ウォルダは深く息を吐き、ルーペを外した。 両手で顔を覆う。掌には、長年ゼンマイを巻き上げ、硬い金属のケースを削ってきたことでできた、分厚いタコがある。 この数ヶ月、彼は毎晩のように同じ夢を見ていた。 霧の路地。目の前に立つ男——かつて潜り手としてコンビを組んでいた相棒、セルゲ・ナダル。 夢の中で、ウォルダはこのタコだらけの手でナイフを握り、セルゲの腹に深く突き立てている。刃先が肉を裂き、骨に当たる生々しい感触。吹き出す血の温かさ。
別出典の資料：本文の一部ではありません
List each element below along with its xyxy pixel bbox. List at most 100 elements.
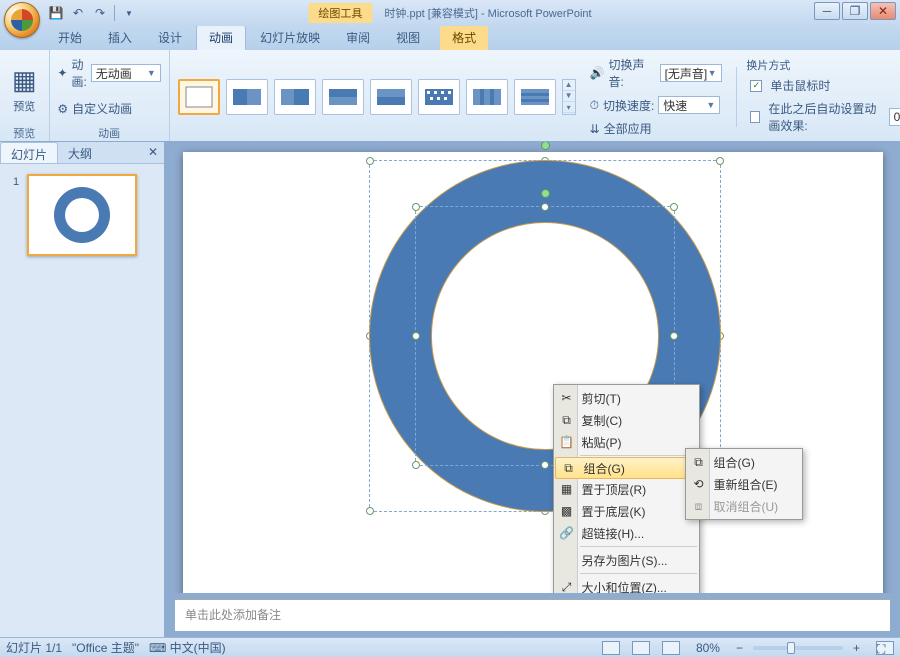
fit-window-icon[interactable]: ⛶ bbox=[876, 641, 894, 655]
resize-handle[interactable] bbox=[716, 157, 724, 165]
restore-button[interactable]: ❐ bbox=[842, 2, 868, 20]
anim-combo-row: ✦动画:无动画▼ bbox=[53, 54, 164, 92]
tab-view[interactable]: 视图 bbox=[384, 25, 432, 50]
anim-value: 无动画 bbox=[96, 65, 132, 82]
view-normal-icon[interactable] bbox=[602, 641, 620, 655]
resize-handle[interactable] bbox=[366, 157, 374, 165]
trans-item[interactable] bbox=[466, 79, 508, 115]
sound-icon: 🔊 bbox=[590, 66, 605, 80]
tab-anim[interactable]: 动画 bbox=[196, 24, 246, 50]
minimize-button[interactable]: ─ bbox=[814, 2, 840, 20]
slide-editor[interactable]: ✂剪切(T) ⧉复制(C) 📋粘贴(P) ⧉组合(G)▶ ▦置于顶层(R)▶ ▩… bbox=[165, 142, 900, 593]
save-icon[interactable]: 💾 bbox=[46, 3, 66, 23]
view-show-icon[interactable] bbox=[662, 641, 680, 655]
zoom-out-icon[interactable]: − bbox=[736, 641, 743, 655]
menu-hyperlink[interactable]: 🔗超链接(H)... bbox=[554, 522, 699, 544]
size-icon: ⤢ bbox=[558, 580, 576, 594]
undo-icon[interactable]: ↶ bbox=[68, 3, 88, 23]
pane-close-icon[interactable]: ✕ bbox=[142, 142, 164, 163]
redo-icon[interactable]: ↷ bbox=[90, 3, 110, 23]
zoom-value[interactable]: 80% bbox=[696, 641, 720, 655]
tab-start[interactable]: 开始 bbox=[46, 25, 94, 50]
submenu-regroup[interactable]: ⟲重新组合(E) bbox=[686, 473, 802, 495]
sound-row: 🔊切换声音:[无声音]▼ bbox=[586, 54, 726, 92]
tab-design[interactable]: 设计 bbox=[146, 25, 194, 50]
menu-save-as-pic[interactable]: 另存为图片(S)... bbox=[554, 549, 699, 571]
close-button[interactable]: ✕ bbox=[870, 2, 896, 20]
resize-handle[interactable] bbox=[412, 461, 420, 469]
qat-customize-icon[interactable]: ▼ bbox=[119, 3, 139, 23]
thumbnails: 1 bbox=[0, 164, 164, 637]
trans-item[interactable] bbox=[226, 79, 268, 115]
contextual-tab-label: 绘图工具 bbox=[308, 3, 372, 23]
speed-combo[interactable]: 快速▼ bbox=[658, 96, 720, 114]
link-icon: 🔗 bbox=[558, 526, 576, 540]
after-check[interactable]: 在此之后自动设置动画效果:00:00▾ bbox=[746, 98, 900, 136]
status-lang[interactable]: ⌨ 中文(中国) bbox=[149, 639, 226, 656]
submenu-group[interactable]: ⧉组合(G) bbox=[686, 451, 802, 473]
menu-group[interactable]: ⧉组合(G)▶ bbox=[555, 457, 698, 479]
tab-slides-pane[interactable]: 幻灯片 bbox=[0, 142, 58, 163]
zoom-slider[interactable] bbox=[753, 646, 843, 650]
anim-combo[interactable]: 无动画▼ bbox=[91, 64, 161, 82]
regroup-icon: ⟲ bbox=[690, 477, 708, 491]
star-icon: ✦ bbox=[57, 66, 67, 80]
trans-item[interactable] bbox=[418, 79, 460, 115]
apply-all-button[interactable]: ⇊全部应用 bbox=[586, 118, 726, 139]
preview-button[interactable]: ▦预览 bbox=[8, 63, 41, 116]
menu-copy[interactable]: ⧉复制(C) bbox=[554, 409, 699, 431]
rotate-handle[interactable] bbox=[541, 142, 550, 150]
trans-item[interactable] bbox=[370, 79, 412, 115]
checkbox-icon bbox=[750, 111, 760, 123]
lang-icon: ⌨ bbox=[149, 641, 170, 655]
tab-slideshow[interactable]: 幻灯片放映 bbox=[248, 25, 332, 50]
cut-icon: ✂ bbox=[558, 391, 576, 405]
rotate-handle[interactable] bbox=[541, 189, 550, 198]
quick-access-toolbar: 💾 ↶ ↷ ▼ bbox=[46, 3, 139, 23]
left-pane: 幻灯片 大纲 ✕ 1 bbox=[0, 142, 165, 637]
resize-handle[interactable] bbox=[412, 332, 420, 340]
after-time[interactable]: 00:00▾ bbox=[889, 108, 900, 126]
copy-icon: ⧉ bbox=[558, 413, 576, 428]
ungroup-icon: ⧈ bbox=[690, 499, 708, 514]
slide-thumbnail[interactable]: 1 bbox=[27, 174, 137, 256]
apply-icon: ⇊ bbox=[590, 122, 600, 136]
trans-none[interactable] bbox=[178, 79, 220, 115]
canvas-area: ✂剪切(T) ⧉复制(C) 📋粘贴(P) ⧉组合(G)▶ ▦置于顶层(R)▶ ▩… bbox=[165, 142, 900, 637]
custom-anim-label: 自定义动画 bbox=[72, 100, 132, 117]
menu-cut[interactable]: ✂剪切(T) bbox=[554, 387, 699, 409]
menu-size-position[interactable]: ⤢大小和位置(Z)... bbox=[554, 576, 699, 593]
resize-handle[interactable] bbox=[366, 507, 374, 515]
menu-paste[interactable]: 📋粘贴(P) bbox=[554, 431, 699, 453]
menu-bring-front[interactable]: ▦置于顶层(R)▶ bbox=[554, 478, 699, 500]
resize-handle[interactable] bbox=[670, 203, 678, 211]
tab-insert[interactable]: 插入 bbox=[96, 25, 144, 50]
notes-pane[interactable]: 单击此处添加备注 bbox=[175, 599, 890, 631]
ribbon-tabs: 开始 插入 设计 动画 幻灯片放映 审阅 视图 格式 bbox=[0, 26, 900, 50]
context-menu: ✂剪切(T) ⧉复制(C) 📋粘贴(P) ⧉组合(G)▶ ▦置于顶层(R)▶ ▩… bbox=[553, 384, 700, 593]
resize-handle[interactable] bbox=[670, 332, 678, 340]
resize-handle[interactable] bbox=[412, 203, 420, 211]
on-click-check[interactable]: ✓单击鼠标时 bbox=[746, 75, 900, 96]
tab-outline-pane[interactable]: 大纲 bbox=[58, 142, 102, 163]
resize-handle[interactable] bbox=[541, 203, 549, 211]
document-title: 时钟.ppt [兼容模式] - Microsoft PowerPoint bbox=[384, 5, 591, 21]
tab-review[interactable]: 审阅 bbox=[334, 25, 382, 50]
zoom-in-icon[interactable]: + bbox=[853, 641, 860, 655]
resize-handle[interactable] bbox=[541, 461, 549, 469]
gallery-scroll[interactable]: ▲▼▾ bbox=[562, 79, 576, 115]
gear-star-icon: ⚙ bbox=[57, 102, 68, 116]
sound-combo[interactable]: [无声音]▼ bbox=[660, 64, 722, 82]
slide-number: 1 bbox=[13, 176, 19, 188]
trans-item[interactable] bbox=[274, 79, 316, 115]
tab-format[interactable]: 格式 bbox=[440, 25, 488, 50]
workspace: 幻灯片 大纲 ✕ 1 bbox=[0, 142, 900, 637]
trans-item[interactable] bbox=[322, 79, 364, 115]
group-icon: ⧉ bbox=[690, 455, 708, 470]
office-button[interactable] bbox=[4, 2, 40, 38]
trans-item[interactable] bbox=[514, 79, 556, 115]
view-sorter-icon[interactable] bbox=[632, 641, 650, 655]
status-theme: "Office 主题" bbox=[72, 639, 139, 656]
menu-send-back[interactable]: ▩置于底层(K)▶ bbox=[554, 500, 699, 522]
custom-anim-button[interactable]: ⚙ 自定义动画 bbox=[53, 98, 136, 119]
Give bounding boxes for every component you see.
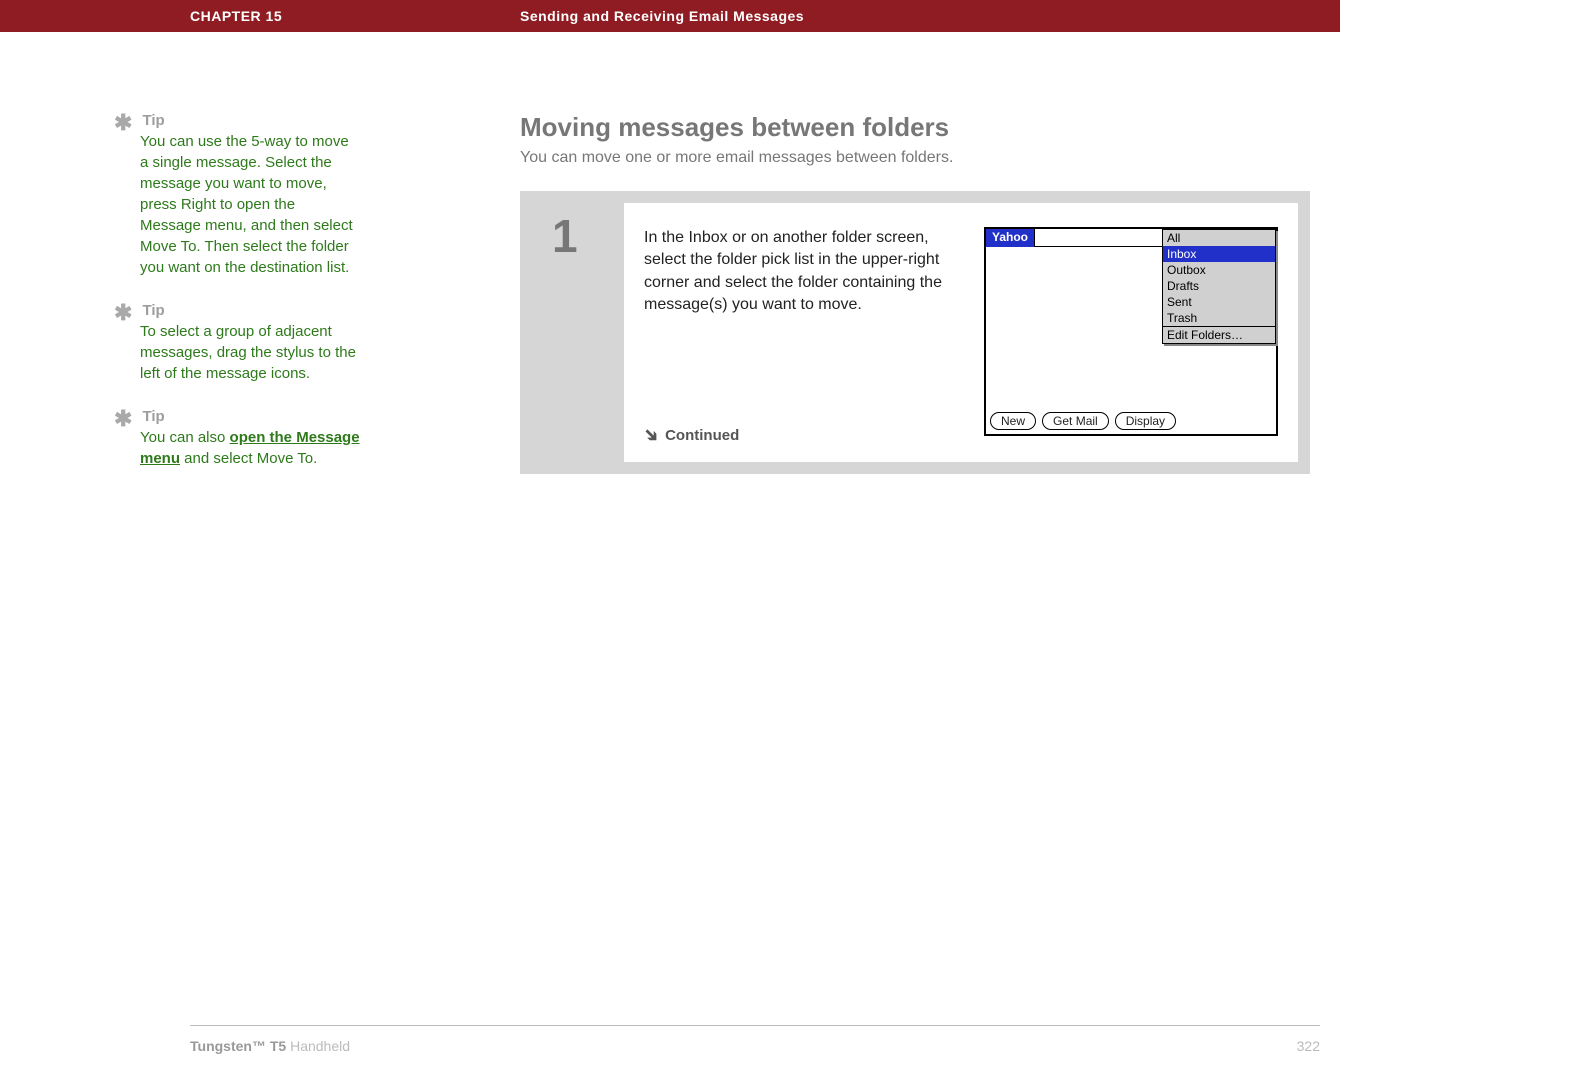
- folder-picklist[interactable]: All Inbox Outbox Drafts Sent Trash Edit …: [1162, 229, 1276, 344]
- folder-option[interactable]: All: [1163, 230, 1275, 246]
- product-name: Tungsten™ T5 Handheld: [190, 1038, 350, 1054]
- tip-label: Tip: [142, 408, 164, 425]
- section-heading: Moving messages between folders: [520, 112, 1340, 143]
- folder-option[interactable]: Trash: [1163, 310, 1275, 326]
- step-container: 1 In the Inbox or on another folder scre…: [520, 191, 1310, 474]
- arrow-down-right-icon: ➔: [641, 425, 662, 446]
- continued-label: ➔ Continued: [644, 427, 944, 444]
- get-mail-button[interactable]: Get Mail: [1042, 412, 1109, 430]
- tip-label: Tip: [142, 302, 164, 319]
- folder-option[interactable]: Sent: [1163, 294, 1275, 310]
- tip-block: ✱ Tip To select a group of adjacent mess…: [140, 302, 360, 384]
- tip-block: ✱ Tip You can also open the Message menu…: [140, 408, 360, 469]
- new-button[interactable]: New: [990, 412, 1036, 430]
- tip-block: ✱ Tip You can use the 5-way to move a si…: [140, 112, 360, 278]
- asterisk-icon: ✱: [114, 411, 132, 427]
- tip-label: Tip: [142, 112, 164, 129]
- chapter-title: Sending and Receiving Email Messages: [520, 8, 804, 24]
- folder-option[interactable]: Drafts: [1163, 278, 1275, 294]
- page-number: 322: [1297, 1038, 1320, 1054]
- device-screenshot: Yahoo 0/0 All Inbox Outbox Drafts Sent T…: [984, 227, 1278, 436]
- folder-option-selected[interactable]: Inbox: [1163, 246, 1275, 262]
- step-number: 1: [532, 203, 624, 462]
- tip-body: You can also open the Message menu and s…: [140, 427, 360, 469]
- tips-sidebar: ✱ Tip You can use the 5-way to move a si…: [0, 112, 360, 493]
- tip-body: To select a group of adjacent messages, …: [140, 321, 360, 384]
- folder-option[interactable]: Outbox: [1163, 262, 1275, 278]
- asterisk-icon: ✱: [114, 305, 132, 321]
- section-lede: You can move one or more email messages …: [520, 149, 1340, 167]
- step-text: In the Inbox or on another folder screen…: [644, 227, 944, 317]
- account-label: Yahoo: [986, 229, 1035, 247]
- asterisk-icon: ✱: [114, 115, 132, 131]
- page-header: CHAPTER 15 Sending and Receiving Email M…: [0, 0, 1340, 32]
- display-button[interactable]: Display: [1115, 412, 1176, 430]
- folder-option[interactable]: Edit Folders…: [1163, 326, 1275, 343]
- footer-rule: [190, 1025, 1320, 1026]
- chapter-label: CHAPTER 15: [190, 8, 520, 24]
- page-footer: Tungsten™ T5 Handheld 322: [190, 1038, 1320, 1054]
- tip-body: You can use the 5-way to move a single m…: [140, 131, 360, 278]
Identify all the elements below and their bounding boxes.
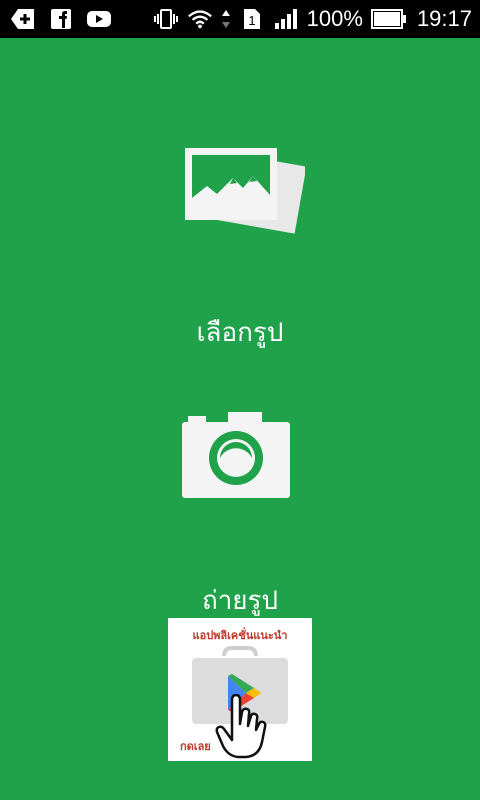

「俺は……誰も殺したくない」 誰もいない薄暗い店内で、ウォルダは呻くように呟いた。 彼は温厚な職人だ。虫一匹殺したこともない。しかし、夢の底でセルゲを殺し続けるうち、その「記憶」が現実の自分を少しずつ浸食し始めていた。 彼にはわかっていた。夢は絶対に嘘をつかない。この街の掟——潮が寄れば、いつか必ず自分はセルゲを殺すことになる。 そして何より恐ろしいのは、セルゲもまた同じように「自分が殺される」あるいは「自分を殺す」夢を見ているに違いないという疑心暗鬼だった。殺される前に、殺さなければならないのか。その確信だけが、毒のように彼の思考を麻痺させている。
カラン、と店のドアベルが鳴った。 馴染みの部品屋の男が、油紙に包まれた交換用のゼンマイを届けにやってきた。 「ウォルダさん、なんだか顔色が悪いですよ。また潮の夢でも?」 「……少し、眠りが浅いだけだ」 「気をつけた方がいい。そういえば、さっき港の食堂で妙な二人組に会いましたよ」 部品屋の男は、声を潜めて言った。 「インクで指を真っ黒にした新聞社の若い衆と、目つきの鋭い女です。二人で、あんたの名前を出してました。『時計師のウォルダが絡む殺人の夢を見た奴はいないか』って、片っ端から聞いて回ってるらしい」
ウォルダの心臓が、ドクン、と不自然に大きく跳ねた。 自分の夢が、第三者に漏れている。いや、誰か別の人間が、自分がセルゲを殺す夢を受信し、嗅ぎ回っているのだ。
「……どんな若者だった?」 「首から、古い拡大鏡を下げてましたね」
ウォルダの脳裏に、あの夢の光景が鮮烈にフラッシュバックした。 ナイフを振り下ろした後、ふと強烈な視線を感じて顔を上げた。そこにいた「視点の主」。拡大鏡を下げた、怯えた目をした若者。昨日、市場の雑踏の向こうで偶然目が合った、あのインクまみれの男。 あの若者が、現実のこの街で自分を追い詰めている。潮が、決定的な速度で寄り始めているのだ。
部品屋が帰った後、ウォルダは作業台の引き出しをゆっくりと開けた。 精密ドライバーやピンセットが並ぶ一番奥に、時計師の道具とは不釣り合いなものが二つ、隠すように置かれている。 一つは、鹿角の柄がついた狩猟用のナイフ。 もう一つは、今朝の新聞の『潮見表』を切り取った、小さな紙片だった。
ウォルダは震える手で、その切り抜きを握りしめた。 殺したくない。だが、誰かが自分を探り当てた以上、もう時間は残されていない。 握り込んだ紙の端が、掌の汗でぐしゃりと潰れる。店内を埋め尽くす無数の時計の秒針が、まるでウォルダ自身の狂った脈拍と完全に同期するように、カチ、カチ、カチと、破滅へのカウントダウンを冷徹に刻み続けていた。